Ricordo bene quando Bryan Cristante passò alla Roma, proveniente dall’Atalanta delle meraviglie di Gasperini “prime”.

In molti storcevano il naso, sembrava uno dei calciatori tipici del sistema bergamasco, di quelli che se li togli da quel contesto, dopo non “funzionano” bene come prima.

Io invece un po’ ” ho rosicato” – come si dice a Roma, per restare in tema – perché a me Bryan Cristante piace da sempre.

Me lo ricordo esordire giovanissimo con la maglia del Milan, classificandosi al tempo come uno dei talenti della sua generazione (è un classe ’95), per poi partire verso il campionato portoghese.

Cambiare di continuo squadra e paese, da un prestito all’altro, cambiare continuamente pelle alla ricerca di quella giusta per lui, sempre in religioso silenzio.

Perché se c’è una cosa che colpisce di Cristante, una su tutte, è che lui non ama mettersi in mostra.

È uno defilato, di quelli che devi cercare in mezzo alla folla visto che non farà nulla di particolare per attirare l’attenzione. 

E non è per timidezza o per falsa modestia: semplicemente è fatto così.

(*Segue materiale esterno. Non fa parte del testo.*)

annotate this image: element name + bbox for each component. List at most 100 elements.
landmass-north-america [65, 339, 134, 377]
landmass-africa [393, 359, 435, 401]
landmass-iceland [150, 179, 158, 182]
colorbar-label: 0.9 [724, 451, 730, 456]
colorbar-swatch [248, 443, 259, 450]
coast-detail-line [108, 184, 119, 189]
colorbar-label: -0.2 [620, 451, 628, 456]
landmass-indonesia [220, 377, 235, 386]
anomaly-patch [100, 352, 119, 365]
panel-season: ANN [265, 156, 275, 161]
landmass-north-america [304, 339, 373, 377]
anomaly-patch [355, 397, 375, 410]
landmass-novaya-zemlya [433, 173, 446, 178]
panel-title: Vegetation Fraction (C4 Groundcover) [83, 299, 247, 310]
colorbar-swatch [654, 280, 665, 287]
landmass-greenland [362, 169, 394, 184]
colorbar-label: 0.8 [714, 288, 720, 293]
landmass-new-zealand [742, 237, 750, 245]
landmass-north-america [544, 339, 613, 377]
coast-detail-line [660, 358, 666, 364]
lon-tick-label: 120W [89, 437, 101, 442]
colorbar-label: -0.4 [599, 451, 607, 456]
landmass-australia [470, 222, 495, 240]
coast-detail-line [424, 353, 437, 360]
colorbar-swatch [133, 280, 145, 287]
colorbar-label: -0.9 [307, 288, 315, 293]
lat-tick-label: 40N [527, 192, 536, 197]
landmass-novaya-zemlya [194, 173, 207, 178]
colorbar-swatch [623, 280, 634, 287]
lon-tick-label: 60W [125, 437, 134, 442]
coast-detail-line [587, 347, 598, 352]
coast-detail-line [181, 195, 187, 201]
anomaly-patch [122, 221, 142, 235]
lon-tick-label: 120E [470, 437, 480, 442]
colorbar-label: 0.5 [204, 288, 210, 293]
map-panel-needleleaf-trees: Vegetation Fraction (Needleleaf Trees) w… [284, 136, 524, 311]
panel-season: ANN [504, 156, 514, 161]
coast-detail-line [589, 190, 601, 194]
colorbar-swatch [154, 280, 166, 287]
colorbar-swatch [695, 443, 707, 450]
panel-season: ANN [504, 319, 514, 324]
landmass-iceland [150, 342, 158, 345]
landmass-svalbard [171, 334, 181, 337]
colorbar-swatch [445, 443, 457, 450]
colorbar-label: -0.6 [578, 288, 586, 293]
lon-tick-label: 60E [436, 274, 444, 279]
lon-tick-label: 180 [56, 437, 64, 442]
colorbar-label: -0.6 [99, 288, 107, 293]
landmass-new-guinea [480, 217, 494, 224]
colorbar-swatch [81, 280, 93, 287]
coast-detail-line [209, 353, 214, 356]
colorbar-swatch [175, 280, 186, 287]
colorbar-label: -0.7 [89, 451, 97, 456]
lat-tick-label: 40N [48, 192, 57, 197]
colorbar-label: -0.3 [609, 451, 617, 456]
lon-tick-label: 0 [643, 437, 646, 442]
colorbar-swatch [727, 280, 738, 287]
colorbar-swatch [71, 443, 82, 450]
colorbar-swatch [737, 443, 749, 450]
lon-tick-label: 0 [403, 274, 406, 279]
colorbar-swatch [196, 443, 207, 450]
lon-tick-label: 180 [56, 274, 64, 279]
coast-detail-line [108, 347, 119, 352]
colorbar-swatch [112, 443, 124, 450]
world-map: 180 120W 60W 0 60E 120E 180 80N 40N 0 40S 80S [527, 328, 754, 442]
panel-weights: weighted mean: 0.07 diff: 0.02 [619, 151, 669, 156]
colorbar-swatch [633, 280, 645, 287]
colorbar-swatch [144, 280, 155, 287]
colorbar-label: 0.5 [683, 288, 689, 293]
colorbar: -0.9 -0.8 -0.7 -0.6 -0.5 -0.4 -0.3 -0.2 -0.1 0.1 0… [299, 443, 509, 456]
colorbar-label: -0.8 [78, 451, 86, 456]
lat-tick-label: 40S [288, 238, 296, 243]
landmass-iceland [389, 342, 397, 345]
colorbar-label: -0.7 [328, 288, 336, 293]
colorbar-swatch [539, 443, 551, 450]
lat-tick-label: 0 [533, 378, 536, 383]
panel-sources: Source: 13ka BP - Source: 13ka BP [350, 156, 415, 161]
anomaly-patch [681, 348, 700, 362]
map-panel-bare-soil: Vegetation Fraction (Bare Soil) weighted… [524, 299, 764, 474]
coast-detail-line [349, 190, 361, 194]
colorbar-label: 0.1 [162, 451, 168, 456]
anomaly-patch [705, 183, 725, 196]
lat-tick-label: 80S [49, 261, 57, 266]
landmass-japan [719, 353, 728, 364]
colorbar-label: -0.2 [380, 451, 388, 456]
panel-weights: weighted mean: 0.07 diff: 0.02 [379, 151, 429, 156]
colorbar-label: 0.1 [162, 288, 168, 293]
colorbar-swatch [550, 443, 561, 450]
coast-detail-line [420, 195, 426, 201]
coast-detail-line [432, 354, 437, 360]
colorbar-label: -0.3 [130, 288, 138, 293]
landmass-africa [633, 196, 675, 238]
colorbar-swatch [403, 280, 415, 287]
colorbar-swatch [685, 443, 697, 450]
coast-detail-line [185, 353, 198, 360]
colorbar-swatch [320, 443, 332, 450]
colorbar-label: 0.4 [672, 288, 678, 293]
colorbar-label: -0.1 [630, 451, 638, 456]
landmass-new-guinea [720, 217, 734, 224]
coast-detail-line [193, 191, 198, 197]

Se la memoria non mi tradisce, non ricordo una polemica o un caso che portino il suo nome. Insomma, uno con il profilo dell’antieroe, per offrire una metafora cinematografica.

Cambiare piazza per lui è stata una scommessa.

Passava dalle mani di un allenatore che lo aveva praticamente tirato a lucido, confezionandogli una posizione in campo congeniale in un meccanismo allora perfettamente oliato, a un contesto storicamente complicato come quello giallorosso.

Una Roma che nel frattempo ha affrontato un cambio societario importante, un mutamento di prospettive e di ambizioni che – seppure a piccoli passi – sembrano destinate a crescere.

Eppure lui c’è, c’è sempre.

C’è perché lo trovi quando serve e anche quando non serve, quando è tutto intero e quando è un po’ ammaccato.

C’è quando lo stadio canta ma anche quando lo fischia e lui i fischi se li prende tutti, in silenzio. C’è con Di Francesco, con Ranieri, con Fonseca.

C’è, sempre, con Mourinho.

 

In ogni parte della mediana, perché nel tempo i suoi allenatori lo hanno impiegato un po’ ovunque:  lui si è rimboccato le maniche e ci ha sempre provato.

E sì, lo so che questa attitudine a interpretare più ruoli può sembrare figlia dell’indefinito, dell’incompiuto. 

Soltanto che Cristante l’ha trasformata in una cosa meravigliosa chiamata affidabilità.

Si adatta alle esigenze, della squadra e dell’organico, prima che alle proprie (lo abbiamo pure visto difensore centrale…).

Capisco che l’ occhio del tifoso venga rubato da giocatori splendidi da vedere – com’ è Paulo Dybala, che ha conquistato i giallorossi immediatamente. Eppure credo che oggi il pubblico della Roma abbia capito quanto sia importante avere in campo uno come Cristante.

Perché essere un bravo ragazzo è un concetto sottovalutato.

Si rischia di passare come uno che difetta in personalità, in indipendenza. Nel caso di Cristante, con il suo storico alle spalle, sembra l’esatto contrario.

Sembra un raro esempio di maturità, del tutto al di sopra della ricerca della gloria personale. 

Che questo stia accadendo oggi che il centrocampista giallorosso sia entrato nel pieno della sua maturità professionale, forse, è tutto fuorché frutto del caso.

Certo, bisogna augurare a tutta la squadra momenti migliori. Ma lui ci sta dicendo che c’è, nonostante tutto.

E allora, concediamoglielo pure, un pizzico di gloria personale.

Ma in silenzio eh. Come piace ai bravi ragazzi.